WGIL Radio is right that digital "suffers from an absolute ceiling". Analog's ceiling is more of a moving target. How much distortion can you tolerate on THIS type of music vs. another? Hell, analog distortion sometimes becomes PART OF THE MUSIC! Ever listened to 'Bohemian Rhapsody' by Queen through headphones? Talk about "slamming the tape"! With vinyl, it's a little different...a matter of how well can the stylus track extreme groove modulation. A Shure V15 series would undoubtedly do better than RF's moving coil (at extremely hot tracking), but at a more sane level, almost certainly wouldn't sound as good.
Digital was thought for the first few years to have an "absolute floor"...that nothing below -96db could be recorded. The problem was that when sound dipped below -96db, the d/a converter simply cut off. There were no more bits to "describe" the signal. Then it was learned that with "dither"...low level noise hovering just above the cutoff, keeping the lsb (least significant bit) from ever "toggling off". Guess what? It turns out that with dither, it's actually possible to record sound BELOW -96db! 16 bit recorders WITH DITHER can exceed 16 bit resolution!
We've now had more than three decades of experience with digital audio, and have learned A LOT. RF spoke of dat recorders. Sony's "Super Bit Mapping" does an amazing job of extending (downward) the dynamic range of 16 bit media like dat or cd. When I first got my DTC-A6 back in the mid-90s, I recorded a few minutes of silence with SBM switched off, then with it switched on. I then risked my speaker's very lives by turning up the volume until I could hear the background noise. When SBM was switched in, the ragged digital noise just fell away into a velvety silence. Some AMAZING things have been done to extend the performance of digital, and they (audio engineers) ain't done yet. Digital keeps getting better in ways that analog, sadly, stopped advancing some time ago (the exception being incredibly expensive items like multi-thousand-dollar turntables that no doubt sound great, but sell in the dozens IF THEY'RE LUCKY. Not a serious competitor!).
Anyone who's ever recorded a steady tone into a reel to reel recorder, even a superb one, and listened to the output, or watched it on a meter, then done the same with digital, quickly gets the point that one of them is solid as a rock, and the other wavers all over the place..with levels jumping up and down wildly, and speed fluctuatiing quite audibly. And this is with ONE TONE, at ONE FREQUENCY. Hell, you don't need to measure the harmonic distortion, YOU CAN HEAR IT! That sharp, distinct sine wave has now become diffuse and "harmonic". Obviously with something more complex, like music, the situation gets quite a bit worse.
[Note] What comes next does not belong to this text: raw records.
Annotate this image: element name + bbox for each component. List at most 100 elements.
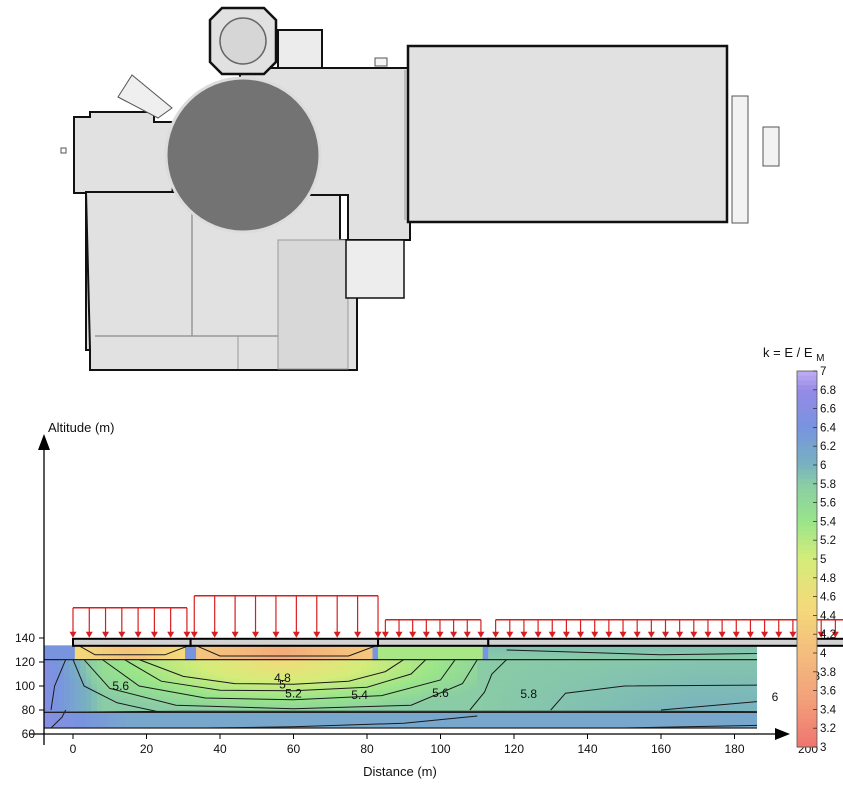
- field-cell: [317, 672, 324, 675]
- field-cell: [91, 682, 98, 685]
- field-cell: [129, 678, 137, 681]
- field-cell: [328, 690, 335, 693]
- field-cell: [107, 678, 115, 681]
- field-cell: [52, 712, 59, 715]
- field-cell: [179, 690, 186, 693]
- field-cell: [273, 669, 280, 671]
- field-cell: [322, 675, 330, 677]
- field-cell: [36, 664, 42, 666]
- field-cell: [179, 680, 186, 682]
- field-cell: [44, 717, 48, 719]
- field-cell: [91, 700, 98, 703]
- field-cell: [129, 704, 137, 706]
- field-cell: [44, 664, 48, 667]
- field-cell: [256, 672, 263, 675]
- field-cell: [85, 669, 92, 671]
- field-cell: [355, 701, 363, 704]
- field-cell: [36, 655, 42, 657]
- field-cell: [174, 657, 181, 659]
- field-cell: [240, 695, 247, 698]
- field-cell: [317, 670, 324, 673]
- field-cell: [163, 705, 170, 707]
- field-cell: [207, 689, 214, 692]
- field-cell: [69, 694, 76, 697]
- field-cell: [58, 696, 65, 699]
- field-cell: [168, 664, 175, 667]
- field-cell: [333, 708, 341, 711]
- field-cell: [102, 650, 109, 652]
- field-cell: [289, 718, 296, 721]
- field-cell: [367, 718, 374, 721]
- field-cell: [322, 687, 330, 689]
- field-cell: [361, 714, 368, 717]
- field-cell: [273, 688, 280, 691]
- field-cell: [113, 700, 120, 703]
- field-cell: [212, 696, 219, 699]
- field-cell: [96, 652, 103, 655]
- field-cell: [367, 681, 374, 683]
- field-cell: [328, 716, 335, 718]
- field-cell: [102, 724, 109, 727]
- field-cell: [278, 665, 285, 668]
- field-cell: [322, 670, 330, 673]
- field-cell: [218, 722, 225, 724]
- field-cell: [63, 720, 70, 723]
- field-cell: [152, 650, 159, 652]
- field-cell: [168, 648, 175, 651]
- field-cell: [179, 708, 186, 711]
- field-cell: [389, 719, 396, 722]
- field-cell: [295, 665, 302, 668]
- field-cell: [36, 682, 42, 684]
- field-cell: [168, 686, 175, 688]
- field-cell: [157, 664, 164, 667]
- field-cell: [339, 705, 346, 707]
- field-cell: [218, 650, 225, 652]
- field-cell: [229, 648, 236, 651]
- field-cell: [350, 714, 357, 717]
- field-cell: [74, 662, 81, 664]
- field-cell: [74, 718, 81, 721]
- field-cell: [107, 660, 115, 663]
- field-cell: [135, 674, 142, 676]
- field-cell: [44, 654, 48, 657]
- field-cell: [74, 672, 81, 675]
- field-cell: [311, 686, 318, 688]
- field-cell: [58, 719, 65, 722]
- field-cell: [47, 666, 54, 669]
- field-cell: [47, 724, 54, 727]
- field-cell: [223, 665, 230, 668]
- field-cell: [74, 646, 81, 649]
- field-cell: [311, 647, 318, 650]
- field-cell: [223, 700, 230, 703]
- field-cell: [174, 719, 181, 722]
- field-cell: [44, 663, 48, 665]
- field-cell: [52, 678, 59, 681]
- field-cell: [135, 717, 142, 719]
- field-cell: [262, 669, 269, 671]
- field-cell: [44, 666, 48, 669]
- field-cell: [251, 680, 258, 682]
- field-cell: [63, 662, 70, 664]
- field-cell: [118, 717, 126, 719]
- field-cell: [152, 678, 159, 681]
- field-cell: [69, 647, 76, 650]
- field-cell: [383, 717, 390, 719]
- field-cell: [113, 672, 120, 675]
- field-cell: [339, 669, 346, 671]
- field-cell: [52, 663, 59, 665]
- field-cell: [355, 647, 363, 650]
- field-cell: [273, 670, 280, 673]
- field-cell: [339, 672, 346, 675]
- field-cell: [278, 690, 285, 693]
- field-cell: [350, 708, 357, 711]
- field-cell: [185, 719, 192, 722]
- field-cell: [74, 664, 81, 667]
- field-cell: [47, 662, 54, 664]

Record 10, 20, or 40 distinct tones simultaneously on your digital recorder, and look at the results on a scope. There they are...distinct peaks at each of the exact frequencies of the original. Record them on an analog recorder, and do the same. Watch the peaks rise and fall randomly. Now count them. Wait...there are not just the big peaks fluctuating in frequency and amplitude, but what's with all those little peaks that are coming and gong at various frequencies? It's a freaking MESS! You think it sounds good? Fine. Use analog. But don't freakin' try to convince me it's "more accurate". It's so damn easy to demonstrate that it just ain't.